Dr. Vincent Bain, a liver specialist in the U of A gastroenterology division, said pulling all the U of A gastroenterologists together in one building will have a powerful effect, allowing collaboration that can't happen today.

"We feel like the Oilers when they got the Coliseum, because now we've got a place where we can really play, and hopefully excel," he said.

The University Hospital already runs Canada's largest gastrointestinal clinical trials centre, which will move into the new building. Other research projects will also take place there.

In the basement, said Bain, there will be an infusion centre where patients with diseases such as Crohn's can get their medications by intravenous infusion.

He added news that the special centre will be built has already helped recruit three new specialists to the city.

The centre will also make a difference to those afflicted with diseases such as inflammatory bowel disease or colitis, he said.

"A lot of suffering goes on from these things."

Such donations play an important part in retaining top medical staff, said Myrna Fyfe, president of the University Hospital Foundation. The $2-million donation is one of the top three gifts the foundation has received, she said.

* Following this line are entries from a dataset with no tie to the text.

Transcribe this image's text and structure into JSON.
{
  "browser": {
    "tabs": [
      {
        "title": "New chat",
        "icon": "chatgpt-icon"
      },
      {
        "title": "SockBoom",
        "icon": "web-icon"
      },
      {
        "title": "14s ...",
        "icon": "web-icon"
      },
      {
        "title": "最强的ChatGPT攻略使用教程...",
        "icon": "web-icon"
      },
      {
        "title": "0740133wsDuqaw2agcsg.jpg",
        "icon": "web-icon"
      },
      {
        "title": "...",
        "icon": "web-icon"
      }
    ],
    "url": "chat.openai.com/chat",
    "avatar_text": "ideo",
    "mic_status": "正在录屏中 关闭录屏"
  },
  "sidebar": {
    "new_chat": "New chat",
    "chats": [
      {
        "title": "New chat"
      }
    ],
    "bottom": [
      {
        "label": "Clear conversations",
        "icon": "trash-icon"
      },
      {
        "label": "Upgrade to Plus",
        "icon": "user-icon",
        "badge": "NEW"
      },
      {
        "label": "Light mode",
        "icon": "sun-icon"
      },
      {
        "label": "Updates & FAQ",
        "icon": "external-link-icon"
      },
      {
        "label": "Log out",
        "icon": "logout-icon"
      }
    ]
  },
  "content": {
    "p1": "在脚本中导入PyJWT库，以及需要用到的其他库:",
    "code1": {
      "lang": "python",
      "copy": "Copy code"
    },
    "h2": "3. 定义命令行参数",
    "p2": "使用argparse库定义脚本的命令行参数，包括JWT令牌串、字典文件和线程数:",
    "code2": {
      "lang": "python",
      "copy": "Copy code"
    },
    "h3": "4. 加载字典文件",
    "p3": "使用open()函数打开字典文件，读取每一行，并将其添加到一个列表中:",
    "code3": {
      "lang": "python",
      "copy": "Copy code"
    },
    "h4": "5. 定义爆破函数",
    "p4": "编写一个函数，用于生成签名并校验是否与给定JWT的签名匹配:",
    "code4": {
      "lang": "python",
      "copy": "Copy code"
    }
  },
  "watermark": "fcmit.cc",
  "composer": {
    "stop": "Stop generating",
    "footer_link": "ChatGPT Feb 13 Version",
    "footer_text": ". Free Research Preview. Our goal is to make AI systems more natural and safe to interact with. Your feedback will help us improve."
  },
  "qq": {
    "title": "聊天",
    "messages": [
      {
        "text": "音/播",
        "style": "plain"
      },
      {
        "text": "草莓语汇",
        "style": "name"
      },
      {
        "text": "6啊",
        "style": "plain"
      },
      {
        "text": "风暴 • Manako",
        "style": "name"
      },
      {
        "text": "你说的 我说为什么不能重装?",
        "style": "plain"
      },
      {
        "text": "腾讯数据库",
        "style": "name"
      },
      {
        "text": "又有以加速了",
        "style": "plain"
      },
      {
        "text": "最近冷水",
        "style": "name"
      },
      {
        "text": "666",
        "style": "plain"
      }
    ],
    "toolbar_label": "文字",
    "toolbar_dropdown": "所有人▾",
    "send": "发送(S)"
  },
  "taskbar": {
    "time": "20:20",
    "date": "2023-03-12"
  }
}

The centre, to be called the Zeidler Family Gastrointestinal Health and Research Centre, has been in the works for six years, driven primarily by Dr. Richard Fedorak, head of gastroenterology at the U of A Hospital.

The total cost is expected to be around $3 million.

Ceremonial sod-turning for the new centre will take place Tuesday, with construction to follow later this year. The building is expected to take at least a year to complete.

The Zeidlers ran a forest products company for 65 years, selling it in 1999.